D’abord, Charlie Hebdo, pour « borderline » qu’était et restera l’hebdomadaire, n’a pas fanfaronné après les horreurs perpétrées par Daesh. Le journal n’a pas non plus osé trouver des excuses à ces tristes sires. Fervent partisan de la laïcité, certes à sa manière bien à lui, il s’est borné à caricaturer toutes les religions et force est d’admettre que l’une d’entre elles l’a davantage mal pris que les autres. Bien avant l’épopée sanglante des frères Kouachi, la protection policière de feu Charb n’était-elle pas consécutive aux menaces très explicites de musulmans à la susceptibilité prononcée ?
Ensuite, Charlie Hebdo n’a jamais associé son nom à un ou des terroristes.
Enfin, l’auditoire de l’humoriste est autrement plus important que celui de l’hebdomadaire, même si la donne pourrait bien changer avec les événements tragiques de ces derniers jours.
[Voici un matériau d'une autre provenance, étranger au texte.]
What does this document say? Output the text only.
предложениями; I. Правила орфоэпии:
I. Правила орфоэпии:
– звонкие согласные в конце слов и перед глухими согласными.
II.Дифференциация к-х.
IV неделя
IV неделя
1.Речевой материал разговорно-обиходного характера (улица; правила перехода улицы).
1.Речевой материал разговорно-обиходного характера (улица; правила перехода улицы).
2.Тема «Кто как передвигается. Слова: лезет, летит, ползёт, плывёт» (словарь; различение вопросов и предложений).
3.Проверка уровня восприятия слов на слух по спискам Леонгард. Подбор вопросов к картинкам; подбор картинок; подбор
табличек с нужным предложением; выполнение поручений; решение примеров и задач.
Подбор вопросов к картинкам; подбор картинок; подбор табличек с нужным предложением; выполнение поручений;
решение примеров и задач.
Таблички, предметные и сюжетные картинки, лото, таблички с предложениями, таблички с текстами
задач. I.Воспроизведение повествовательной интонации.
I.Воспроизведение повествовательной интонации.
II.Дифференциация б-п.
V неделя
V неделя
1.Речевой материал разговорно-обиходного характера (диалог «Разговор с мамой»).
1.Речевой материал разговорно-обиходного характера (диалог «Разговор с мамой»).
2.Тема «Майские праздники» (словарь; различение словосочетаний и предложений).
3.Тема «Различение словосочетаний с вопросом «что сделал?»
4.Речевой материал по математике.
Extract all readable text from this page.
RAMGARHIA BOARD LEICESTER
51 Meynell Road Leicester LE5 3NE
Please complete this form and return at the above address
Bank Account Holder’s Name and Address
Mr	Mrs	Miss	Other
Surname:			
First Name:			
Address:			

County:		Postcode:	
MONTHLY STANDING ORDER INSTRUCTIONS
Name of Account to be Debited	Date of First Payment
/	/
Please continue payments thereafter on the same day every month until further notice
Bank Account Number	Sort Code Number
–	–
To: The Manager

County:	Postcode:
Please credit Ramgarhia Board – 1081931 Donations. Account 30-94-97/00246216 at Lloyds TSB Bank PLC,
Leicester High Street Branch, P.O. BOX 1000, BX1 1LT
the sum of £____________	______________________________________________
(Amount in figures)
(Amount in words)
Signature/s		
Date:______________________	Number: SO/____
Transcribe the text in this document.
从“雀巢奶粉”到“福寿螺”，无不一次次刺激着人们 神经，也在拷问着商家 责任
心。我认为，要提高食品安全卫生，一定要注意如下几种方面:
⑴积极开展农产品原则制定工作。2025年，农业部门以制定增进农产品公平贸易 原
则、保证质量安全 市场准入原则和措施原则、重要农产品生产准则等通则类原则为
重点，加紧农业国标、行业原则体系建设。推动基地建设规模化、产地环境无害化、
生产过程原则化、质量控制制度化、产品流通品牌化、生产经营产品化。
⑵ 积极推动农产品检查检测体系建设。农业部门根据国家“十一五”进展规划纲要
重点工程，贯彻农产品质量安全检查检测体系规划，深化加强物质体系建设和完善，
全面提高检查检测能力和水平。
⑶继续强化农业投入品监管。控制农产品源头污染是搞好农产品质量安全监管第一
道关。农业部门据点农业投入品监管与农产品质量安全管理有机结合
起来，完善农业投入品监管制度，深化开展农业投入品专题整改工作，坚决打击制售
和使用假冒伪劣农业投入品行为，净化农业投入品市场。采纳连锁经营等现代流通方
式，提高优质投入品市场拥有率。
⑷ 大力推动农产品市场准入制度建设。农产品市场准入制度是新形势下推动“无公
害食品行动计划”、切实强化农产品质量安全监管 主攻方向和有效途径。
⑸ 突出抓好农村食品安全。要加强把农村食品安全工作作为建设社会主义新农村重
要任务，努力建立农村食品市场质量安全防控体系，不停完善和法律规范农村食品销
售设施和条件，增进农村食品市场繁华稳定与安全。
Dieudonné avait à ce titre un devoir moral de retenue qui consistait à ne pas venir ajouter de l’huile sur le feu, lui qui sait mieux que quiconque que la minute de silence pour les morts de Charlie Hebdo n’a pas fait l’unanimité dans les établissements scolaires et que tous les musulmans n’ont pas condamné l’attentat de la rue Nicolas Appert.
Responsable et coupable
La satire est une chose et tend par définition à chatouiller les âmes sensibles. La provocation en est une autre, plus globale, et doit être elle aussi manipulée avec précaution. Gratuite, elle peut susciter l’incompréhension voire pire. Dans un contexte exceptionnel d’une unité nationale qui l’a été tout autant, quand bien même celle-ci serait illusoire et éclaterait très vite, indépendamment de la présence dans le cortège des officiels de dirigeants peu enclins à l’ouverture au sens large, elle peut littéralement tuer la notoriété, le prestige et discréditer son auteur ad vitam aeternam.
Prisonnier de son personnage, Dieudonné l’est sans l’ombre d’un doute. Il est surtout responsable et coupable. Parce qu’ils étaient des centaines de milliers voire plus à l’écouter (il s’en trouvera encore beaucoup pour le soutenir ou au moins lui trouver des circonstances atténuantes tout aussi sujettes à caution que celles d’autrefois) et parce qu’il sait bien que son discours de « diviseur commun » est apprécié de personnes préjudiciables à un pays qui aspire à davantage d’apaisement. Parce qu’il est assez intelligent pour connaître la portée des mots et parce que son public est en grande partie constitué de jeunes déjà (mal) conditionnés ou sur lesquels il n’est pas besoin de souffler très fort pour qu’ils basculent définitivement dans le rejet de la France, de l’autorité et des Juifs.
Piteux jusqu’au bout, l’humoriste a adressé une réponse au ministre de l’Intérieur Bernard Cazeneuve dans laquelle il a pris une posture victimaire que d’ordinaire il ne renâcle pas à critiquer dans tous ses spectacles. Morceaux choisis : « depuis un an, l’Etat m’a dans le viseur et cherche à m’éliminer par tous les moyens […] Plus de quatre-vingt condamnations se sont abattues sur moi et mes proches. Depuis un an, je suis traité comme l’ennemi public numéro un […] Dès que je m’exprime, on ne cherche pas à me comprendre, on ne veut pas m’écouter. »
On a connu Dieudonné plus inspiré et un enfant surpris les doigts dans un pot de confiture n’aurait pas renié cette missive. On relèvera aussi son silence assourdissant quant à sa propension à recourir aux dons de ses fans pour s’acquitter de ses amendes. Qu’il « soit » ou « se sente » Charlie Coulibaly n’a pas d’importance, contrairement à ce que ce que ses « supporteurs » prétendent : dans les deux cas, un carnage antisémite est avalisé.
Puisse-t-il être épargné, lui, pour que les Français ne se sentent pas obligés de scander « Je suis Dieudonné ». Même si on peut espérer que nombre de nos concitoyens ont désormais compris que son usage de la liberté d’expression est autrement plus dangereux que celui qu’en fait « Charlie ».